Tuesday's preliminary military talks clear one of the roadblocks to a possible resumption of six-way talks aimed at ending North Korea's nuclear-weapons programme, last held more than two years ago when the North walked out.

But analysts remained sceptical about Pyongyang's motives to restart nuclear talks, saying it has reneged on past promises and instead used the funds from donor countries to develop its nuclear programme.

After doling out billions of dollars to its destitute neighbour over two decades, Seoul now insists it will only send aid once the North totally dismantles its atomic programme.

When they (North Korea) need something, which usually means money, they first drive tensions high, then switch to the charm offensive and start talks in order to get something, said Andrei Lankov, a North Korea expert at Kookmin University in Seoul.

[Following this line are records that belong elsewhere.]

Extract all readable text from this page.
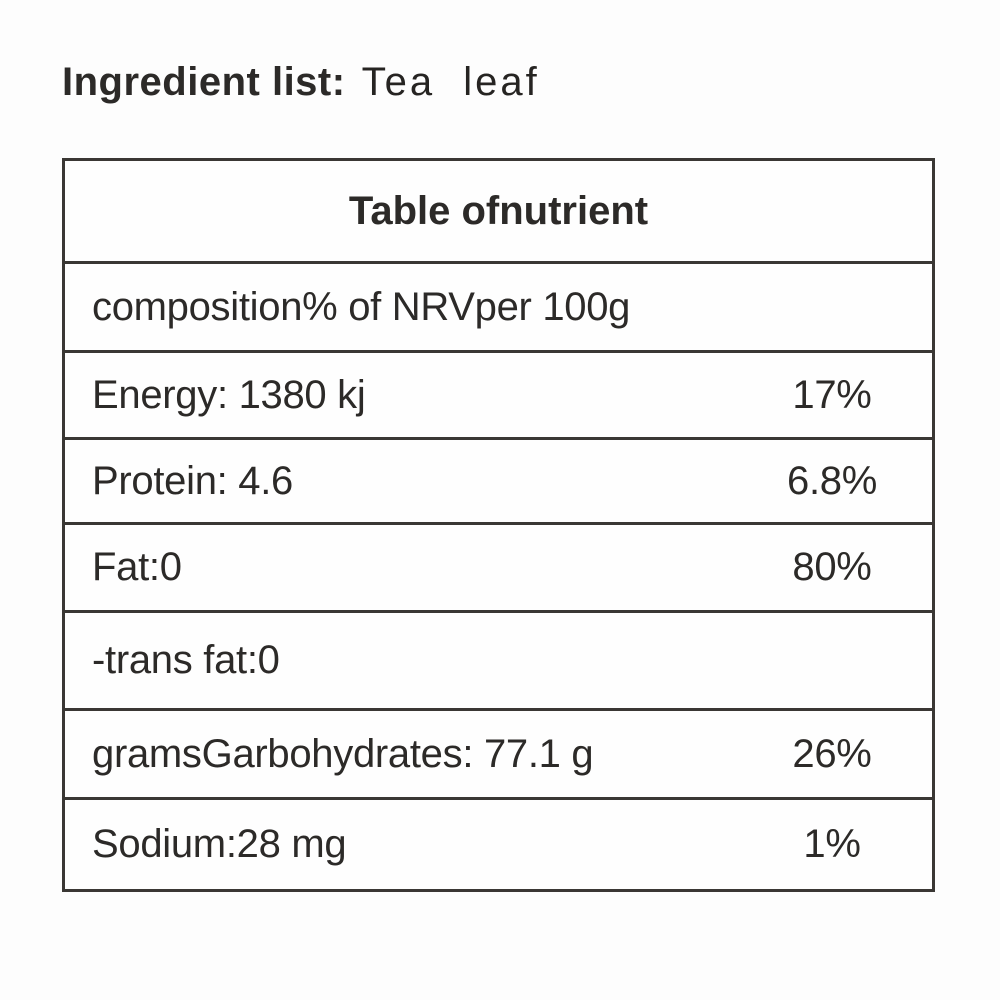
Ingredient list: Tea  leaf
Table ofnutrient
composition% of NRVper 100g
Energy: 1380 kj	17%
Protein: 4.6	6.8%
Fat:0	80%
-trans fat:0
gramsGarbohydrates: 77.1 g	26%
Sodium:28 mg	1%
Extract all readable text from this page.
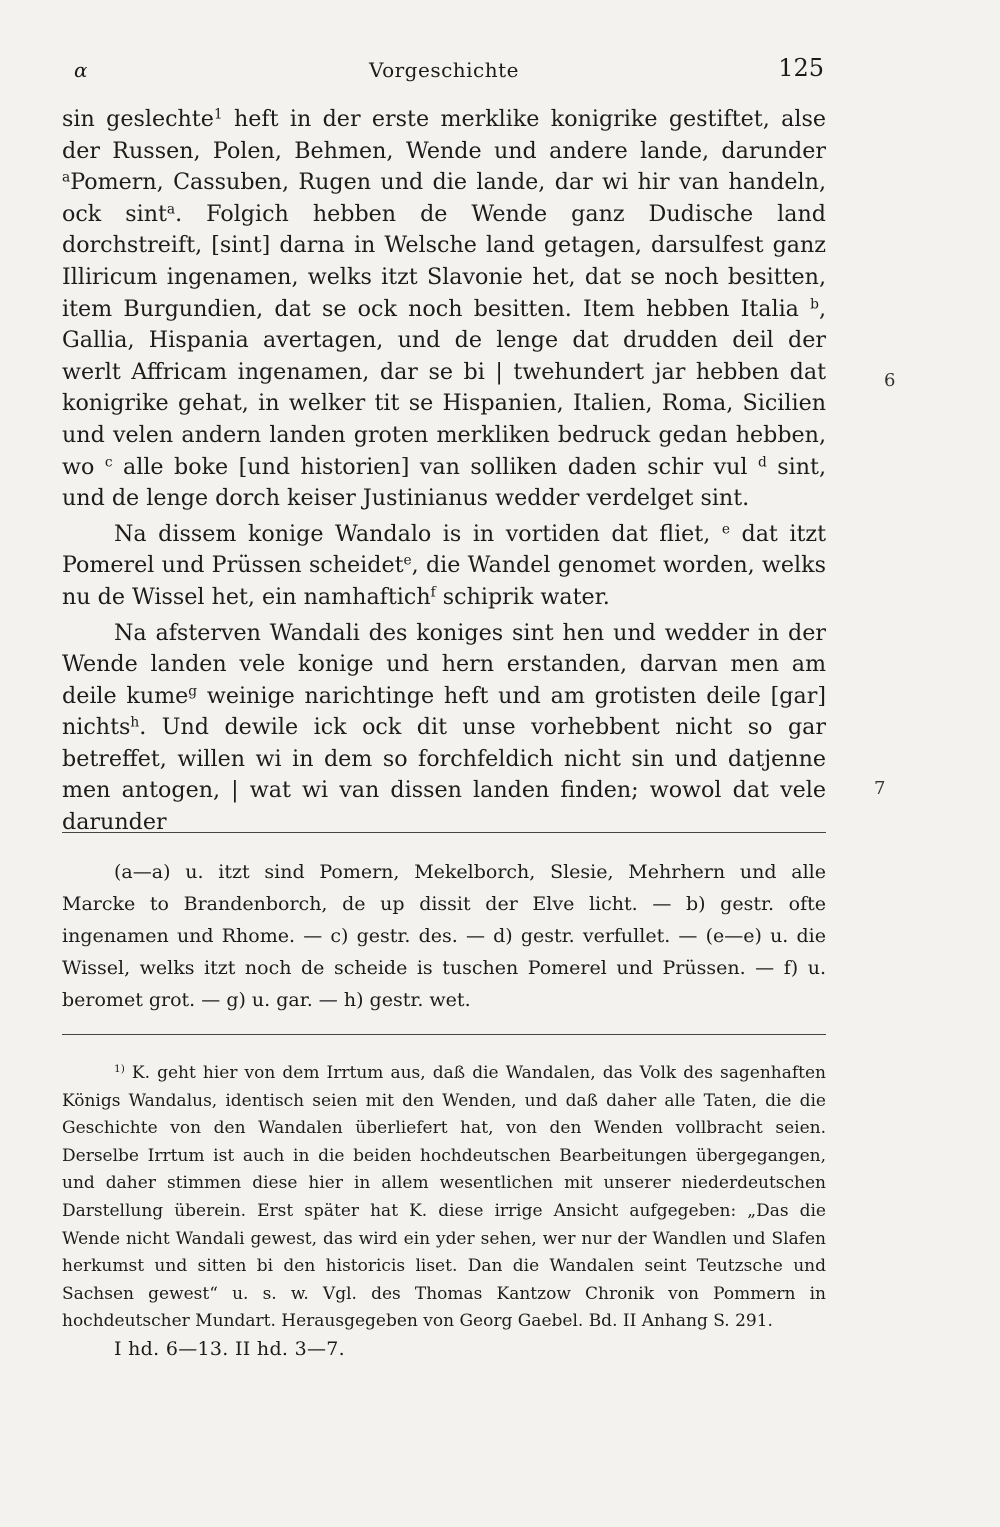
α	Vorgeschichte	125

sin geslechte$^1$ heft in der erste merklike konigrike gestiftet, alse der Russen, Polen, Behmen, Wende und andere lande, darunder $^a$Pomern, Cassuben, Rugen und die lande, dar wi hir van handeln, ock sint$^a$. Folgich hebben de Wende ganz Dudische land dorchstreift, [sint] darna in Welsche land getagen, darsulfest ganz Illiricum ingenamen, welks itzt Slavonie het, dat se noch besitten, item Burgundien, dat se ock noch besitten. Item hebben Italia $^b$, Gallia, Hispania avertagen, und de lenge dat drudden deil der werlt Affricam ingenamen, dar se bi | twehundert jar hebben dat konigrike gehat, in welker tit se Hispanien, Italien, Roma, Sicilien und velen andern landen groten merkliken bedruck gedan hebben, wo $^c$ alle boke [und historien] van solliken daden schir vul $^d$ sint, und de lenge dorch keiser Justinianus wedder verdelget sint.

Na dissem konige Wandalo is in vortiden dat fliet, $^e$ dat itzt Pomerel und Prüssen scheidet$^e$, die Wandel genomet worden, welks nu de Wissel het, ein namhaftich$^f$ schiprik water.

Na afsterven Wandali des koniges sint hen und wedder in der Wende landen vele konige und hern erstanden, darvan men am deile kume$^g$ weinige narichtinge heft und am grotisten deile [gar] nichts$^h$. Und dewile ick ock dit unse vorhebbent nicht so gar betreffet, willen wi in dem so forchfeldich nicht sin und datjenne men antogen, | wat wi van dissen landen finden; wowol dat vele darunder

6
7

(a—a) u. itzt sind Pomern, Mekelborch, Slesie, Mehrhern und alle Marcke to Brandenborch, de up dissit der Elve licht. — b) gestr. ofte ingenamen und Rhome. — c) gestr. des. — d) gestr. verfullet. — (e—e) u. die Wissel, welks itzt noch de scheide is tuschen Pomerel und Prüssen. — f) u. beromet grot. — g) u. gar. — h) gestr. wet.

$^{1)}$ K. geht hier von dem Irrtum aus, daß die Wandalen, das Volk des sagenhaften Königs Wandalus, identisch seien mit den Wenden, und daß daher alle Taten, die die Geschichte von den Wandalen überliefert hat, von den Wenden vollbracht seien. Derselbe Irrtum ist auch in die beiden hochdeutschen Bearbeitungen übergegangen, und daher stimmen diese hier in allem wesentlichen mit unserer niederdeutschen Darstellung überein. Erst später hat K. diese irrige Ansicht aufgegeben: „Das die Wende nicht Wandali gewest, das wird ein yder sehen, wer nur der Wandlen und Slafen herkumst und sitten bi den historicis liset. Dan die Wandalen seint Teutzsche und Sachsen gewest“ u. s. w. Vgl. des Thomas Kantzow Chronik von Pommern in hochdeutscher Mundart. Herausgegeben von Georg Gaebel. Bd. II Anhang S. 291.

I hd. 6—13. II hd. 3—7.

If they do not get what they need, they turn the switch back to the confrontational mood.

The two sides failed to reach an agreement on Tuesday, and will resume negotiations on Wednesday about arranging a senior-level meeting, the defence ministry in Seoul said.

Under pressure from the United States and China, host of the six-party talks, the neighbours have toned down their combative rhetoric over the past month and agreed to bilateral talks.

North Korean Colonel Ri Son-kwon patted his counterpart from the South, Col. Moon Sang-gyun, on the shoulder and they shook hands before they started negotiations at the Panmunjom truce village. The pair have met several times over the years.

The meeting was the first between the rivals since November, when the North bombarded the island of Yeonpyeong in disputed waters off the west coast, killing four people.

The two sides met for some nine hours on Tuesday. The South's defence ministry said it had requested information about last year's attack against Yeonpyeong as well as the torpedoing of one of its navy ships last March.

Pyongyang has denied sinking the ship and says the South provoked the shelling of Yeonpyeong by firing artillery rounds into its waters during a military drill.

The two Koreas are still technically at war, because an armistice, not a treaty, ended their 1950-53 civil conflict. They have been involved in dozens of deadly confrontations over the years, including cross-border commando raids, political assassinations, an airliner bombing and military clashes.


Beijing and Washington had set inter-Korean dialogue as a prerequisite to restart six-party talks. The North has said it wants to return to the broader negotiations, but Seoul and Washington have questioned its sincerity about denuclearising -- pointing to its revelations last November about a uranium enrichment programme.

Pyongyang says the uranium programme, which potentially opens a second route to make an atomic bomb after its plutonium programme, is for peaceful energy-making purposes.

Seoul and Washington want the U.N. Security Council to punish the North for the programme because it contravenes past resolutions, whereas Beijing favours dealing with the matter within the six-party talks, which also involve Japan and Russia.

The issue is expected to be raised at the U.N. Security Council this month, but experts say Beijing, a permanent member of the Security Council, is unlikely to back any new resolution against the North.

The South's Wi Sung-lac is due to visit Beijing on Thursday to discuss the best approach to deal with the North.

Seoul also says its neighbour, squeezed by U.N. sanctions for nuclear and missile tests, only wants to restart six-party talks to get aid. The South says it will only resume economic help when the North totally dismantles its atomic programme.

Tuesday's colonel-level talks are aimed at setting the time and agenda for higher-level dialogue, possibly between their defence ministers. Officials say it may take several rounds of working-level talks to prepare for the senior meeting.